Mendez-Guerrero came to realize she had to reassure families who may be struggling with food, housing, or multiple jobs that, “I’m not here to judge you,” she said. “I’m here to help.”

‘Missing a Sense of Community’[edit | edit source]

At Wheaton Woods, Castro and her colleagues conducted listening sessions that involved having “authentic conversations,” in her words, with parents and other family members.

One family need that quickly came to the fore was child care. Many parents also said they were “missing a sense of community” in the school, and they expressed the desire to meet other families and participate in school activities.

Another top concern was for the school curriculum to be more multilingual and reflective of the children’s cultural origins. Parents wanted their children to see themselves reflected in lessons and readings and didn’t want their children to completely lose their cultural identities.

Using this feedback, both Oak View and Wheaton Woods created new partnerships with local nonprofits and county agencies to address a wide range of student and family needs.

“Since we started on the community schools approach, we’ve developed more than 30 partnerships,” Harris said. Among the partners are local nonprofit organizations that provide dental care, vision screening, child care, assistance with housing, and a partnership with Dolly Parton’s Imagination Library that provides Wheaton Woods families with free books for early readers, “so families have their home libraries even before their children come to school,” Harris said.

A Revelation[edit | edit source]

None of this is to say that adopting the community schools approach has not come with some uncomfortable change and ambiguity.

Montgomery County educators caution that listening to parents and responding with relevant programs and services is not enough—that along with adopting this way of addressing family needs, there also needs to be a change in leadership philosophy that departs from the traditional ways that policymakers and educators have chosen to address the impact of poverty in education.

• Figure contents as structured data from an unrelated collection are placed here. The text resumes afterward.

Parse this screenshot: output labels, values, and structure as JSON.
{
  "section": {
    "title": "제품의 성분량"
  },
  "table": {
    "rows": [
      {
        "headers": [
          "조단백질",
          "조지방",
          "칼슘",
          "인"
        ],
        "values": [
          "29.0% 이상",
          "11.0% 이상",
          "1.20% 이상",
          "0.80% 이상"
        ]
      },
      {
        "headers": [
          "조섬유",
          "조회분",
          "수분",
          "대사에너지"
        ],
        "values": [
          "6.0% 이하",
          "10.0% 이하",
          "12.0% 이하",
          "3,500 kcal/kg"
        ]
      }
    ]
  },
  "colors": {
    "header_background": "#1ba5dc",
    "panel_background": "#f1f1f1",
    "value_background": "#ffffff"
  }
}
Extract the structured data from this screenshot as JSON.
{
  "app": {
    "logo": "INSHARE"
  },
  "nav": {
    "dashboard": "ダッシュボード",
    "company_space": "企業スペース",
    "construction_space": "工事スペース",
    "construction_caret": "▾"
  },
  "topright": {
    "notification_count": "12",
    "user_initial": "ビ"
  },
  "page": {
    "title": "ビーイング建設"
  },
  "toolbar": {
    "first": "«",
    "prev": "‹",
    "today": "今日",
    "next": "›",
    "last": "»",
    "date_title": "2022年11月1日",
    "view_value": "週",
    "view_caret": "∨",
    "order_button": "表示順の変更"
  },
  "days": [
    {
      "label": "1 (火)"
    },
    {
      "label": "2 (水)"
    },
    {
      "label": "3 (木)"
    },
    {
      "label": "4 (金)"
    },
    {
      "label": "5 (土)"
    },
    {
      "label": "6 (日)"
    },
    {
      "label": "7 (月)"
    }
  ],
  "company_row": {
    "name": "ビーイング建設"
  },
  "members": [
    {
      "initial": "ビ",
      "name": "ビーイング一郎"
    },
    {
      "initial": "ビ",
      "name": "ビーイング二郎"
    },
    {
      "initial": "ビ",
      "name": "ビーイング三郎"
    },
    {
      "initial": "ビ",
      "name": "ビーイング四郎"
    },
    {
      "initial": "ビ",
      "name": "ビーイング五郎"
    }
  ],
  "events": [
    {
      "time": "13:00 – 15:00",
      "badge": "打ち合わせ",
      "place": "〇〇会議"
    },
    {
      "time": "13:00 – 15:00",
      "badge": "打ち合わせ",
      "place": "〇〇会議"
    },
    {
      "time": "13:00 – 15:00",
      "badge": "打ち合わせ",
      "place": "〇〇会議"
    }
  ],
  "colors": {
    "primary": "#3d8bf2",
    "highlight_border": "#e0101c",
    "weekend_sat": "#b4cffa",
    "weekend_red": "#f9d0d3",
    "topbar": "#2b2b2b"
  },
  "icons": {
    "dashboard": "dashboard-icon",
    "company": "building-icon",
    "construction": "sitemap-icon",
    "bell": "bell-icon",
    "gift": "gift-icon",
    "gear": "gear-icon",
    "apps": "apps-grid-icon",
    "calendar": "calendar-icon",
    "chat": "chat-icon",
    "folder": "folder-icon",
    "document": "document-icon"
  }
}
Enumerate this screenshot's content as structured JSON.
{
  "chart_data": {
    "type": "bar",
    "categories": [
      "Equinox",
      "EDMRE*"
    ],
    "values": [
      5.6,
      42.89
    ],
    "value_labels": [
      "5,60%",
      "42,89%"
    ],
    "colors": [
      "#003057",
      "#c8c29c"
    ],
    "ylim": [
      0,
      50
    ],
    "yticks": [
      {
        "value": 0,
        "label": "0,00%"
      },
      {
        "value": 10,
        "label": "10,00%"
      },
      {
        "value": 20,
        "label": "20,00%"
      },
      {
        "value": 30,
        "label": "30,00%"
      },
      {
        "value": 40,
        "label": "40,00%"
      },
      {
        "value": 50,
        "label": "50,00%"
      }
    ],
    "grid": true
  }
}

A revelation Harris had early on in his school’s implementation of the community schools approach was that he realized his leadership style was “ill-suited to the approach,” he said. “I had this blind spot that I thought I alone knew what’s best, and what I realize now is that it’s impossible for me to always know how to lead.”

He also realized that he had to work hard to ensure all the school’s staff, including teachers, understood and were committed to family involvement in all aspects of the school.

“We want families in meetings to actually determine priorities and make decisions. That takes getting used to.”

During her union’s contract negotiations with the district, Martin noted that MCEA had called for the creation of school-based councils made up of teachers and parents that would have some decision-making authority on school policies and programs. The idea was “shot down,” by the district, according to Martin. “Central leadership has a tendency to say, ‘We know what’s best,’” she said.

Also, because the district was so early in its implementation of the community schools approach, and because of interruptions posed by the COVID pandemic, none of the sources Our Schools spoke with in Montgomery County could point to any data indicating whether or not the approach is having a positive impact on narrowing the district’s deep education inequities.

Nevertheless, Castro felt confident the evidence would eventually be there. “I can’t wait to see the result of our efforts on the data side,” she said.

Although Harris left his position at Wheaton Woods to write a book and build up his nonprofit work, he confidently predicted that the programs and services he helped put in place at the school would continue, and the school would turn more of its attention to measuring and evaluating the impact of its community schools approach. He was confident that after three to five years of using the approach, better results would be there.

Certainly, if Montgomery County schools intends to have any real prospect of narrowing its chronic achievement inequities, the district needs to retain parents like Tiffany Allen and her husband—parents of African American children who are full-time professionals, relatively affluent, and highly engaged with their children’s education. The community schools approach has been helping these schools do that.